Все это происшествие заняло лишь две-три секунды — правда, очень отчетливые, как всегда при серьезной опасности, — затем мы опять мирно заскользили по шоссе. Вдруг я почувствовал, что кто-то хлопает меня по плечу. Обернувшись, я увидел черные веселые паза нашего пассажира. Он подался ко мне и прокричал на ухо, чтобы я услышал в шуме мотора:

— Молодец! Я первый раз сегодня полетал.

Сразу стало веселее вести сани.

Мы проехали несколько деревень и опять стали спускаться с горы. На горах нас всегда будто подкарауливал рок. Как гора — обязательно приключение.

Я стал осторожно спускаться, притормаживая своеобразным способом: положив один полоз в санную колею, а другой — в рыхлый снег обочины. Спускаясь, мы обогнали буро-пегую лошадку, запряженную в розвальни, на которых сидел бородач, разглядывавший нашу машину.

Мы медленно скользили. Под горой виднелась деревня. Над запорошенными крышами вились мирные дымки. Чудесно голубело небо. И вдруг…

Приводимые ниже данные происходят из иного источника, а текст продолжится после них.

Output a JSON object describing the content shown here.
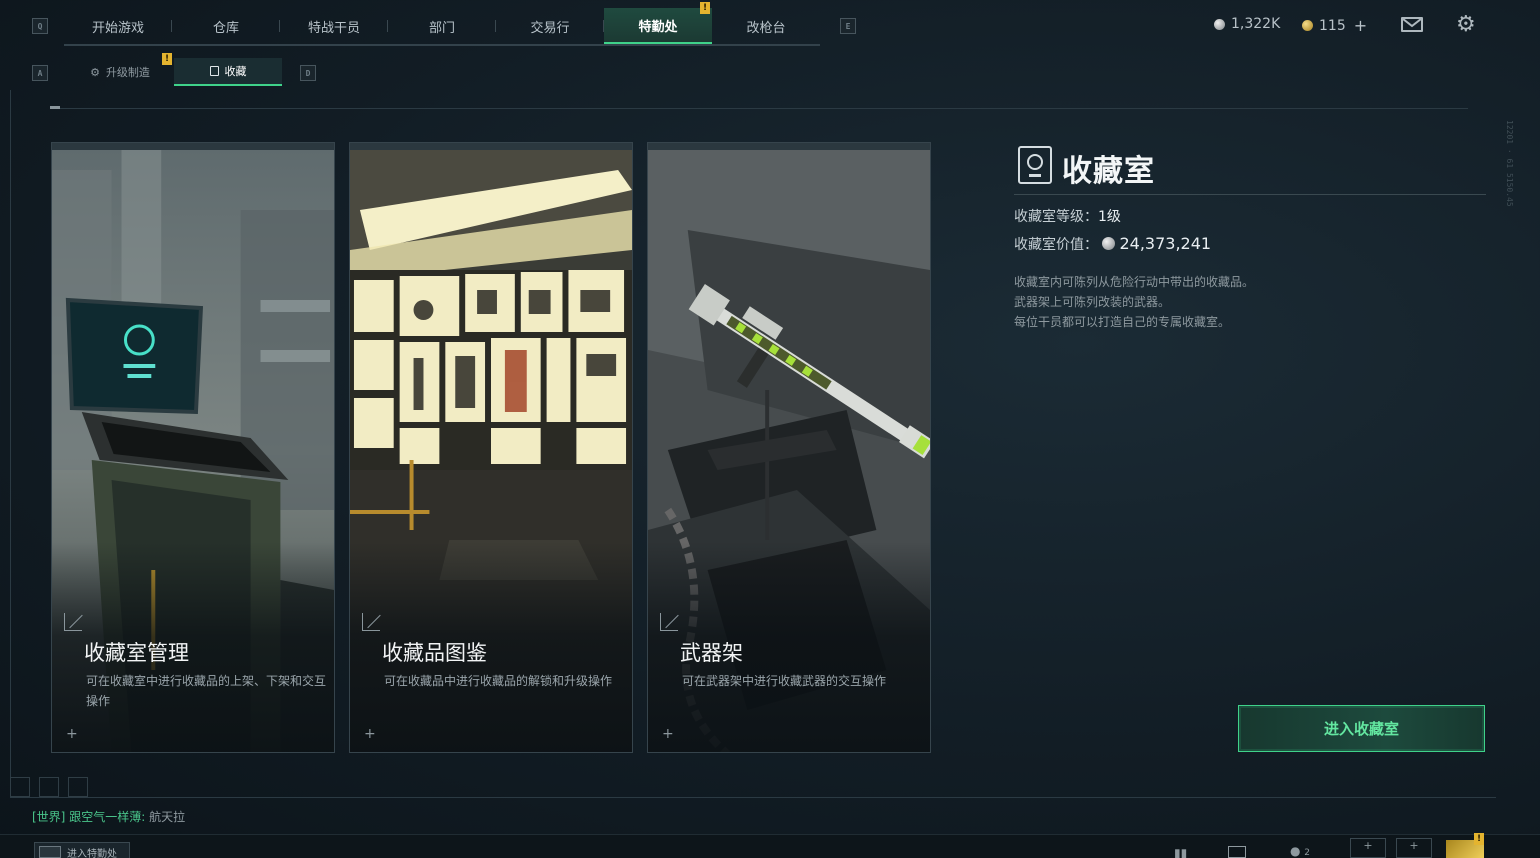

Я услышал — трах! Какой-то неприятный сухой треск. Машину затрясло, и в ту же минуту сзади раздался дикий вопль.

Выключив мотор, я уперся во все тормоза, перевел и другой полоз на обочину, ибо на малой скорости в рыхлом снегу тормоза кое-как действовали, и, прокатившись около сотни метров, все-таки остановился.

Поглядев назад, я увидел непонятную картину: крича во всю глотку, размахивая руками, возница топтался около лошади, недвижно лежавшей на снегу. Одновременно я с ужасом заметил, что одна из лопастей пропеллера имеет необычный вид: у нее недостает примерно одной трети. Вместо изящно закругленного конца торчит оборванная обшивка и обломанное дерево.

Что за чертовщина? Ехали как будто осторожно, никаких твердых тел не задевали, и вдруг — пропеллера нет.

Я вылез из саней, осмотрелся и неподалеку от лошади увидел на дороге какой-то блестящий предмет: это был обломок нашего пропеллера. Но я увидел и другое. Размахивая кнутом и что-то крича, к нам бежал возница.

Из его воплей и ругательств мы уяснили, что наш пропеллер убил лошадь. Оказывается, когда мы медленно спускались, возница полюбопытствовал разглядеть поближе, что за чудо-юдо проскользнуло около него, и, нахлестывая лошадь, стал нагонять нас. Пропеллер, укрепленный на аэросанях сзади, при вращении сливается в прозрачный поблескивающий круг и неопытному взгляду почти незаметен, особенно против солнца. Получив кнута, несчастная лошаденка, несясь под гору, сумела нас догнать, и ее голова попала под пропеллер.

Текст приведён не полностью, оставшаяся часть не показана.